Showing posts with label Cold. Show all posts
Showing posts with label Cold. Show all posts

Friday, January 25, 2008

Doin' the impossible

Why does it seem as moms that we often seem to attempt the impossible? Somehow I decided that it would not be beyond my abilities to take my 77-pound Labradoodle to the vet with two kids in tow on a very rainy day. Somewhere in my mind, I thought it was a task I was capable of taking on, probably the same part of my brain that decides it's an okay idea to begin scrapbooking the last two years of my life at ten o'clock at night after two glasses of wine. I am constantly thinking I can do the same things I did before I had kids, and while I'm glad I think so highly of myself, I sometimes wish I set the bar a little lower. Like around my knees.

So there I was at the vet's office, holding my toddler with one hand, my baby carrier with the other, my umbrella by my neck and um, yeah, exactly how am I supposed to bring in the dog? I was stretched thin and uptight, doing something I knew was ridiculous, so of course Carter decided to do the only thing he knows how to do in those situations. He threw a temper tantrum.
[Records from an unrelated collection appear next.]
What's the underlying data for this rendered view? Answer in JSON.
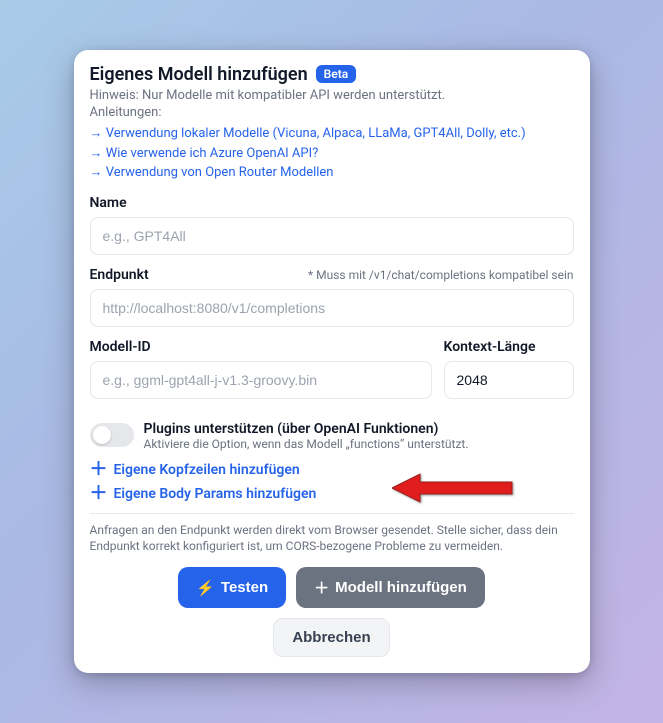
{
  "header": {
    "title": "Eigenes Modell hinzufügen",
    "badge": "Beta",
    "hint": "Hinweis: Nur Modelle mit kompatibler API werden unterstützt.",
    "guide_label": "Anleitungen:",
    "links": [
      "→ Verwendung lokaler Modelle (Vicuna, Alpaca, LLaMa, GPT4All, Dolly, etc.)",
      "→ Wie verwende ich Azure OpenAI API?",
      "→ Verwendung von Open Router Modellen"
    ]
  },
  "fields": {
    "name": {
      "label": "Name",
      "placeholder": "e.g., GPT4All",
      "value": ""
    },
    "endpoint": {
      "label": "Endpunkt",
      "note": "* Muss mit /v1/chat/completions kompatibel sein",
      "placeholder": "http://localhost:8080/v1/completions",
      "value": ""
    },
    "model_id": {
      "label": "Modell-ID",
      "placeholder": "e.g., ggml-gpt4all-j-v1.3-groovy.bin",
      "value": ""
    },
    "context_length": {
      "label": "Kontext-Länge",
      "value": "2048"
    }
  },
  "plugins": {
    "title": "Plugins unterstützen (über OpenAI Funktionen)",
    "sub": "Aktiviere die Option, wenn das Modell „functions“ unterstützt.",
    "enabled": false
  },
  "add_actions": {
    "headers": "Eigene Kopfzeilen hinzufügen",
    "body_params": "Eigene Body Params hinzufügen"
  },
  "footnote": "Anfragen an den Endpunkt werden direkt vom Browser gesendet. Stelle sicher, dass dein Endpunkt korrekt konfiguriert ist, um CORS-bezogene Probleme zu vermeiden.",
  "buttons": {
    "test": "Testen",
    "add": "Modell hinzufügen",
    "cancel": "Abbrechen"
  },
  "icons": {
    "bolt": "⚡",
    "plus": "＋"
  }
}
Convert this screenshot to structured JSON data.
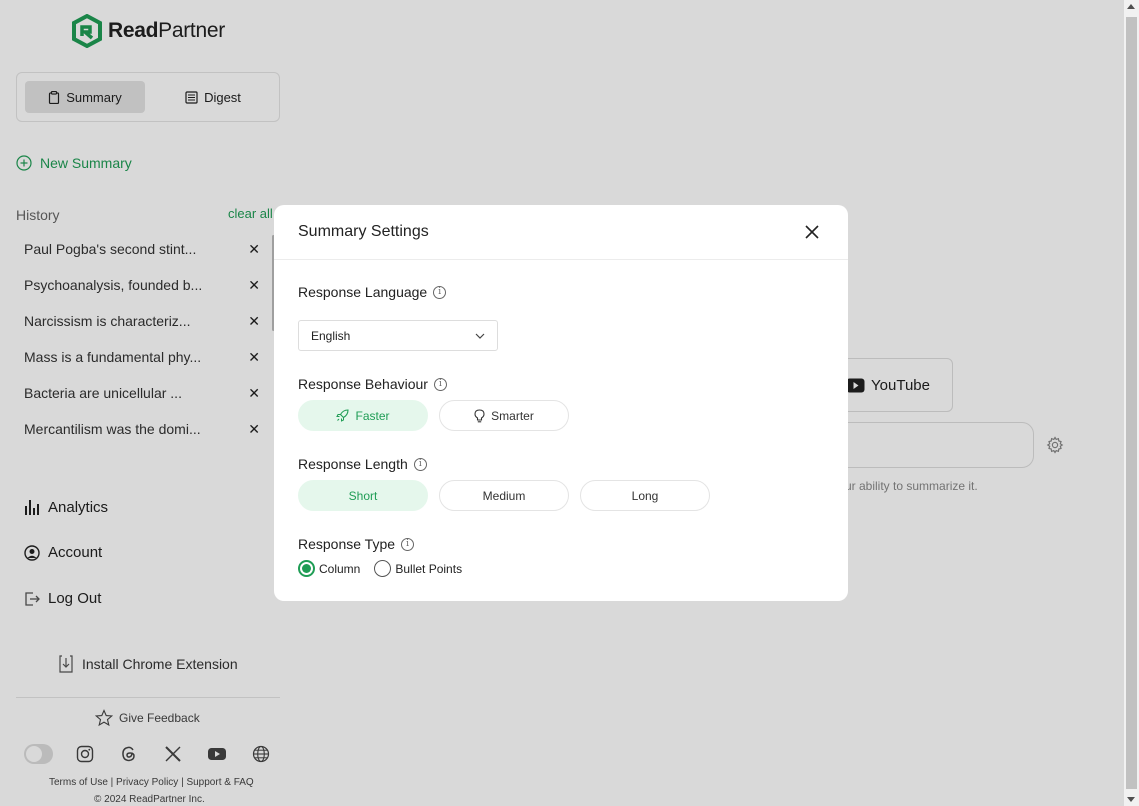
{
  "brand": {
    "bold": "Read",
    "light": "Partner",
    "accent": "#1f9d55"
  },
  "sidebar": {
    "modes": [
      {
        "label": "Summary",
        "icon": "clipboard-icon",
        "active": true
      },
      {
        "label": "Digest",
        "icon": "newspaper-icon",
        "active": false
      }
    ],
    "new_summary": "New Summary",
    "history_label": "History",
    "clear_all": "clear all",
    "history": [
      "Paul Pogba's second stint...",
      "Psychoanalysis, founded b...",
      "Narcissism is characteriz...",
      "Mass is a fundamental phy...",
      "Bacteria are unicellular ...",
      "Mercantilism was the domi..."
    ],
    "nav": {
      "analytics": "Analytics",
      "account": "Account",
      "logout": "Log Out"
    },
    "install": "Install Chrome Extension",
    "feedback": "Give Feedback",
    "footer_links": "Terms of Use | Privacy Policy | Support & FAQ",
    "copyright": "© 2024 ReadPartner Inc."
  },
  "main": {
    "youtube_label": "YouTube",
    "hint": "ur ability to summarize it."
  },
  "modal": {
    "title": "Summary Settings",
    "language_label": "Response Language",
    "language_value": "English",
    "behaviour_label": "Response Behaviour",
    "behaviour_options": [
      "Faster",
      "Smarter"
    ],
    "behaviour_selected": "Faster",
    "length_label": "Response Length",
    "length_options": [
      "Short",
      "Medium",
      "Long"
    ],
    "length_selected": "Short",
    "type_label": "Response Type",
    "type_options": [
      "Column",
      "Bullet Points"
    ],
    "type_selected": "Column"
  }
}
He was upset that I wouldn't buy the ridiculous $20 dog bones they sell there because he wanted to give Sparky a treat now and only now, even though we have $3.99 dog bones at home that I swore to him were just as good. Does anyone buy those dog bones? Or are they just there to make you feel bad that you're giving your dog crap at home? He cried like a banshee when they took Sparky away for his blood draw, screaming, "I just want to see him again!" like they were taking old Spark to the kennel in the sky. He rolled all over the floor, getting dog hair and God-knows-what-is-all-over-the-floor-at-the-vet's-office all over his shoes, his pants, his head. The ladies behind the desk looked at him like they were glad he wasn't their kid. And as much as I hate to admit it, I was thinking the same thing.
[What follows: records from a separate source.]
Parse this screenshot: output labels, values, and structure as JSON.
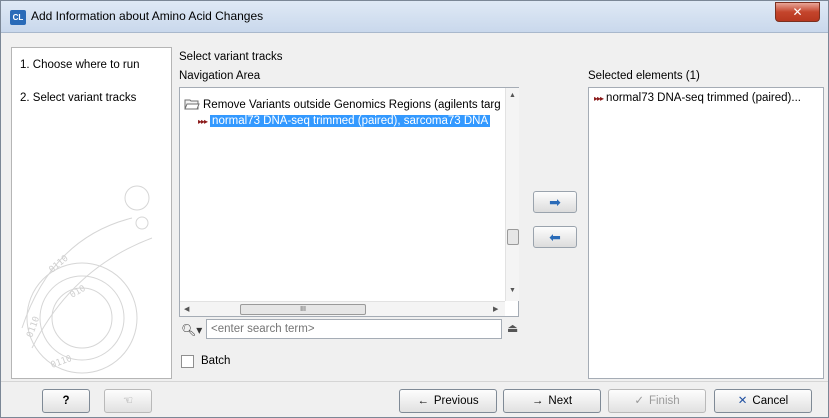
{
  "window": {
    "title": "Add Information about Amino Acid Changes",
    "app_icon_text": "CL",
    "close_glyph": "✕"
  },
  "steps": [
    {
      "label": "1.  Choose where to run"
    },
    {
      "label": "2.  Select variant tracks"
    }
  ],
  "main": {
    "section_title": "Select variant tracks",
    "nav_area_label": "Navigation Area",
    "tree": {
      "folder_label": "Remove Variants outside Genomics Regions (agilents targ",
      "selected_item": "normal73 DNA-seq trimmed (paired), sarcoma73 DNA"
    },
    "hscroll_grip": "III",
    "search": {
      "placeholder": "<enter search term>",
      "value": ""
    },
    "batch_label": "Batch"
  },
  "arrows": {
    "add_glyph": "➡",
    "remove_glyph": "⬅"
  },
  "selected": {
    "header": "Selected elements (1)",
    "items": [
      "normal73 DNA-seq trimmed (paired)..."
    ]
  },
  "footer": {
    "help_label": "?",
    "previous_label": "Previous",
    "next_label": "Next",
    "finish_label": "Finish",
    "cancel_label": "Cancel"
  },
  "colors": {
    "selection": "#3399ff",
    "accent": "#2a6bb8",
    "track_icon": "#8b1a1a"
  }
}
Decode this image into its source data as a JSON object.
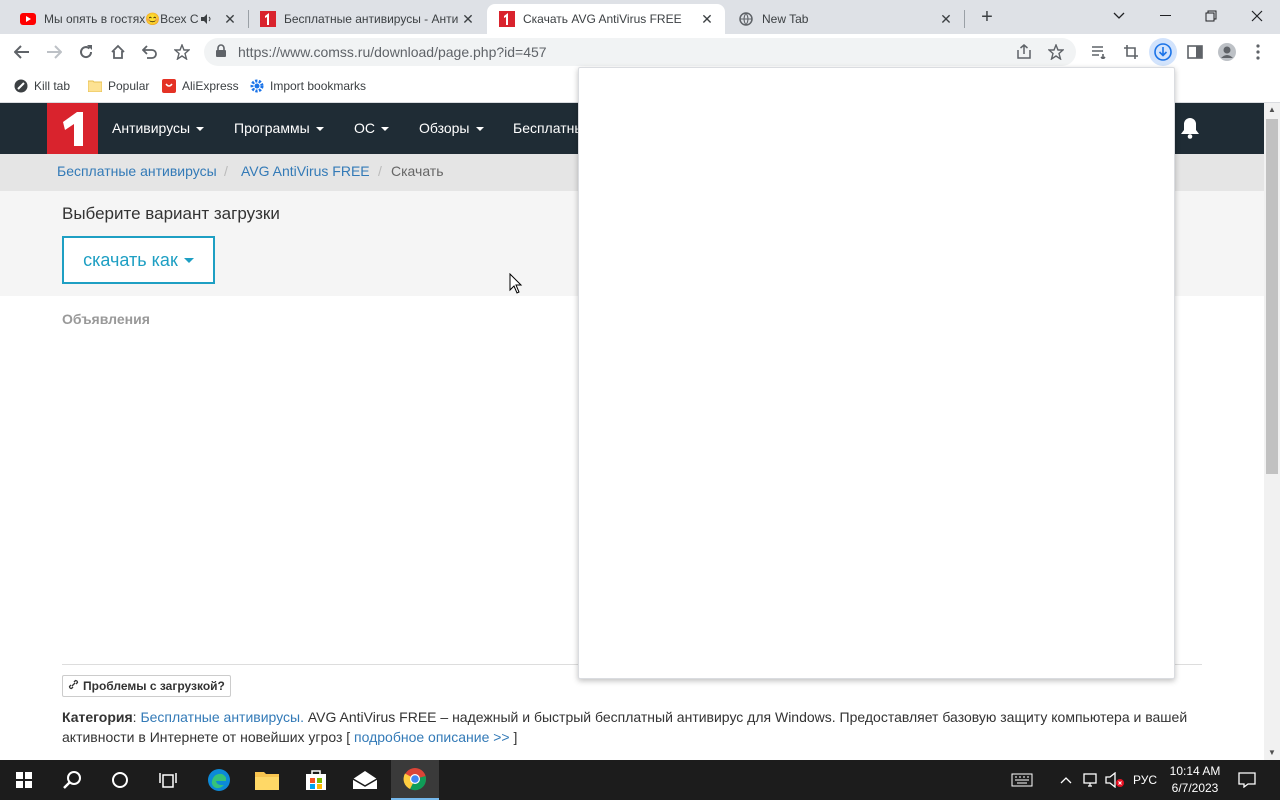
{
  "tabs": [
    {
      "title": "Мы опять в гостях😊Всех С",
      "icon": "youtube-icon",
      "muted_icon": "speaker-icon"
    },
    {
      "title": "Бесплатные антивирусы - Анти",
      "icon": "comss-logo-icon"
    },
    {
      "title": "Скачать AVG AntiVirus FREE",
      "icon": "comss-logo-icon",
      "active": true
    },
    {
      "title": "New Tab",
      "icon": "globe-icon"
    }
  ],
  "address": {
    "url": "https://www.comss.ru/download/page.php?id=457"
  },
  "bookmarks": [
    {
      "label": "Kill tab",
      "icon": "killtab-icon"
    },
    {
      "label": "Popular",
      "icon": "folder-icon"
    },
    {
      "label": "AliExpress",
      "icon": "aliexpress-icon"
    },
    {
      "label": "Import bookmarks",
      "icon": "gear-icon"
    }
  ],
  "site": {
    "nav": [
      "Антивирусы",
      "Программы",
      "ОС",
      "Обзоры",
      "Бесплатны"
    ],
    "breadcrumb": [
      "Бесплатные антивирусы",
      "AVG AntiVirus FREE",
      "Скачать"
    ],
    "download_title": "Выберите вариант загрузки",
    "download_button": "скачать как",
    "ads_label": "Объявления",
    "problems_button": "Проблемы с загрузкой?",
    "category_label": "Категория",
    "category_link": "Бесплатные антивирусы.",
    "description": " AVG AntiVirus FREE – надежный и быстрый бесплатный антивирус для Windows. Предоставляет базовую защиту компьютера и вашей активности в Интернете от новейших угроз [ ",
    "more_link": "подробное описание >>",
    "desc_end": " ]"
  },
  "taskbar": {
    "lang": "РУС",
    "time": "10:14 AM",
    "date": "6/7/2023"
  },
  "colors": {
    "nav_bg": "#1f2c35",
    "brand_red": "#d9232d",
    "accent": "#1e9fc3",
    "link": "#337ab7"
  }
}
In Carter's defense, he's still suffering from a killer cold, a cold that has run rampant through this family, causing ear infections and bronchitis and exploding eyeballs, which, to quote Dave Barry, would make a great name for a rock band. And Lord knows a toddler who's sick and tired should be anywhere but out in public, out where people can stare and point, anywhere else but somewhere where he has to behave, because that is the very last thing he wants to do, and just merely asking him to will start the beginnings of your own familial World War III.
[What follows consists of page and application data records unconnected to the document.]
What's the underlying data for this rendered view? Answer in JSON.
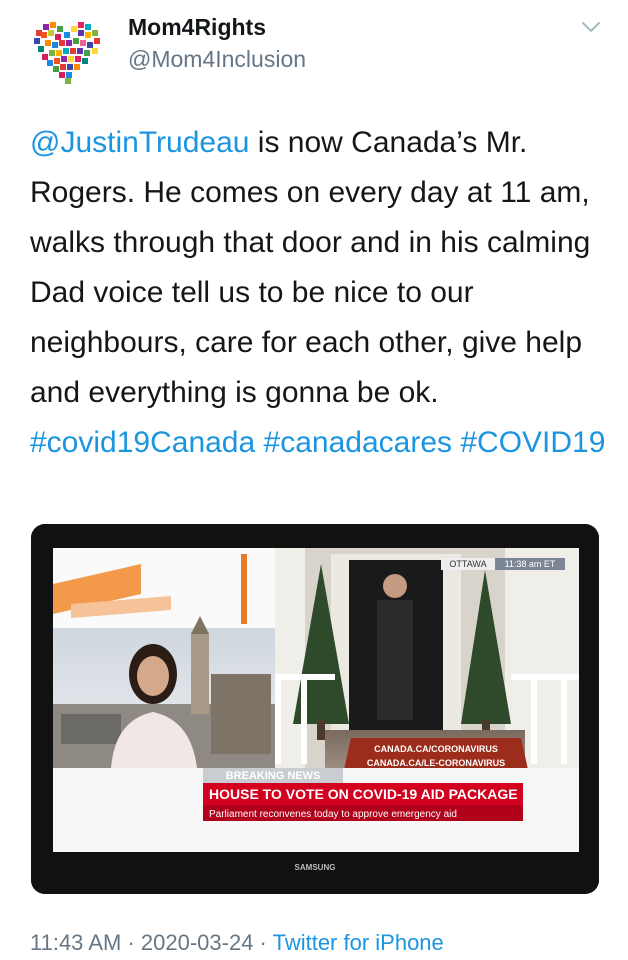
{
  "author": {
    "display_name": "Mom4Rights",
    "handle": "@Mom4Inclusion"
  },
  "tweet": {
    "mention": "@JustinTrudeau",
    "body": " is now Canada’s Mr. Rogers. He comes on every day at 11 am, walks through that door and in his calming Dad voice tell us to be nice to our neighbours, care for each other, give help and everything is gonna be ok. ",
    "hashtags": [
      "#covid19Canada",
      "#canadacares",
      "#COVID19"
    ]
  },
  "tv": {
    "location": "OTTAWA",
    "time": "11:38 am ET",
    "url_line_1": "CANADA.CA/CORONAVIRUS",
    "url_line_2": "CANADA.CA/LE-CORONAVIRUS",
    "breaking_label": "BREAKING NEWS",
    "headline": "HOUSE TO VOTE ON COVID-19 AID PACKAGE",
    "subheadline": "Parliament reconvenes today to approve emergency aid",
    "brand": "SAMSUNG"
  },
  "meta": {
    "time": "11:43 AM",
    "separator": " · ",
    "date": "2020-03-24",
    "app": "Twitter for iPhone"
  },
  "icons": {
    "avatar": "colorful-heart-avatar-icon",
    "menu": "chevron-down-icon"
  },
  "colors": {
    "link": "#1b95e0",
    "secondary_text": "#657786",
    "breaking_red": "#d4001f"
  }
}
But in my defense, I had to get things done, which brings me back to my point. Why do I think I can do more than I am truly capable of doing? Maybe it's the killer cold I've got right now that's fogging up my ability to think rationally. Or maybe it's just the Thera-flu. But I do this when I'm healthy, I do this on a daily basis, I do what all of us moms do. Too much. Sacrifice for the good of the brood. I wish I could stop, I wish I could do less, but then, who would do it? Who would take care of the kids and the house and the laundry and the shopping and the dogs with their annoyingly expensive health problems?

I'm a mom. It's my job. And when you see those moms out at the store with their whiny kids in tow dripping snot down their faces, the moms with the messed-up hair and the Goldfish stuck to their shirts, give them a break. Give them a hand. Hell, give them some Thera-flu. Lord knows we need it.

Wednesday, October 3, 2007

Absentee

The cold is winning. Current score: Cold: 4, Us: 0

Every single member of our normally healthy and happy household has been handed a ticket to Sickville. It started out innocently enough, as colds always do, with my preschooler sporting a snotty nose while we were on a weekend getaway. Then, disaster of all disasters, our infant son caught it next. Before you could say "Antibacterial gel, STAT!" my husband and I had caught it, too.

If there was a nuclear war, I swear the only thing left would be roaches and cold bugs. Paints a pretty little picture, don't you think? All those nasty beetles running around with stuffed noses and tiny coughs. That's justice, my friend.

I think the amazing thing about nature is that she understands what it is like to be a mother. She knows who needs to be strong. Somehow, by the grace of God, a woman has strongest immune system of anyone in her family. I don't think this is by chance at all.

Have you ever seen a man with a cold? He whines. He complains. He lays on the couch. He must go to bed early to heal his aching body. And a woman with a cold? She pops a couple of Sudafed and swigs an orange juice chaser with one hand while simultaneously stirring a pot of chicken soup and wiping her toddler's nose with the other. We are the strong, and we survive. But oh, what we wouldn't give for a comfy couch, a bottle of Nyquil and Grey's Anatomy on TiVo. At least that's what I'd prescribe for my own recovery.

A mother is a wonderful thing to the sick. She nurtures. She kisses the owies. She makes her home a haven for the sniffily. She heals.

And it makes your own germ wars so much easier to handle when you know you hold the power to heal the little ones you love.